In Eileen Scott’s painting, ‘Corner of a Garden’, we are looking at a floor, not a shelf, but it has similar properties. It also has the sense of a threshold where a drama has either taken place or is about to happen, someone or something has just left or is about to arrive.
The white shrub, which takes centre stage, has the feel of a curated object or talisman and is a natural focus for me. It becomes distilled, through three Garden Series images, from Meadowsweet to Snowdrop Vase, Triptych to a final motif in the last of the three prints, ‘Snowdrop, Single’.
Artist Biography
Sandra explores the talisman-like quality of significant plants and objects within the North York Moors landscape.
Printmaking, drawing and painting are often combined to produce single prints or small editions.
Artist Response
“The Corner of the Garden”, by Eileen Scott, presents a quietly observed Yorkshire garden, drawing the viewer into a private space, through opened doors, during a spring or summer season.
In responding to her work, I was drawn to her saturated colour palette, as well as the abstracted relationship between shapes and lines that suggested a place where forms are guided by feeling rather than realism. I wanted to create a moment of calm and pause in my own work. I chose to use saturated colours and reflect the use of line and shape to create a contemporary abstraction of an everyday environment as a place of quiet, presence, and rest.
Artist Biography
Based in North Yorkshire, Kimberli works expressively and intuitively in acrylics, watercolours, pastels, oil pastels, collage, embossing foil, encaustic wax, found objects, and ink. Kimberli’s self-taught painting technique focuses on spontaneous creativity and not being tied to any one particular outcome.
Her many-layered paintings emerge as bursts of spirited energy and colour. She is inspired by the textures, colours, and forms in the natural world, and specifically by decaying and eroding surfaces. She enjoys taking the viewer through some of her history and the history of the painting by building ideas and textures onto the surface of the painting.
Artist Response
I have created small textile sculptures in response to Eileen Scott’s painting. I am drawn to the door that stands ajar, connecting the inner and outer spaces. The open door invites the audience into the painting, and to cross over the threshold from the more intimate room into the garden, and beyond. The threshold allows the viewer to be in two opposing spaces or realities at the same time. A new in-between space emerges that allows for new realities to be created or imagined.

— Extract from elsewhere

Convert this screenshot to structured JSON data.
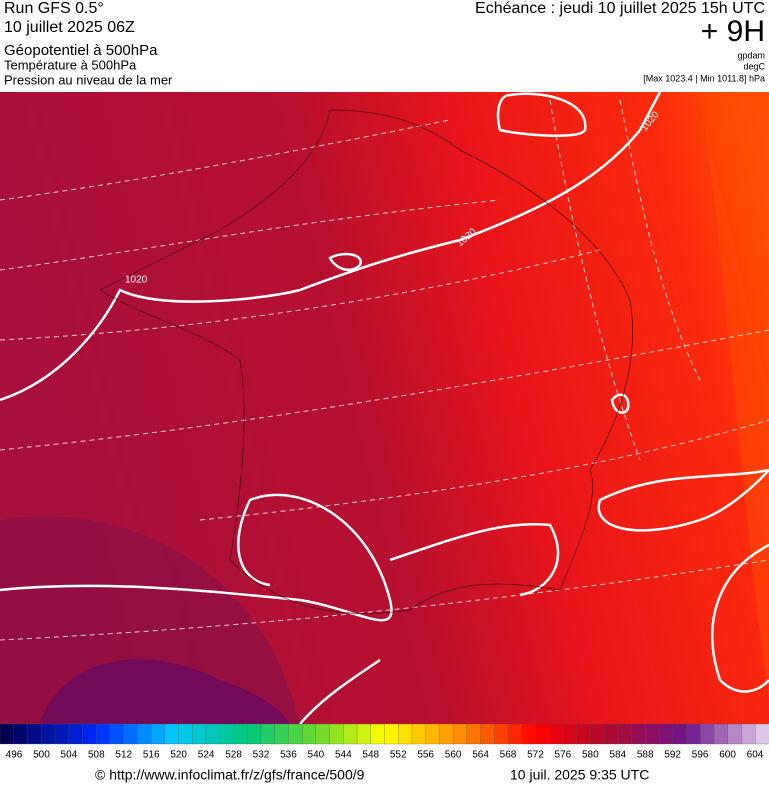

I have reimagined this transitional space in my textile making. Textiles, for example clothing and curtains have traditionally been thought of as a static barrier, separating public and private spaces. I explore how the gestures of wearing and making textiles challenges this binary assumption, opening up the threshold space, and allowing knowledge to move between the intimate self and the wider world.
Artist Response
Jane creates textile artefacts to share stories about people and places, and all the spaces in between. After a career in education and international development Jane attended an Access to Art Course at York College and discovered textile art. She then completed an MA in Creative Practice at Leeds Arts University, exploring a sense of place.
As her artwork moved away from the safety of place to unknown territories of space, she enrolled on a PhD at Teesside University, to better understand the thinking behind her making. Jane is researching how making textiles artefacts creates a narrative of threshold spaces.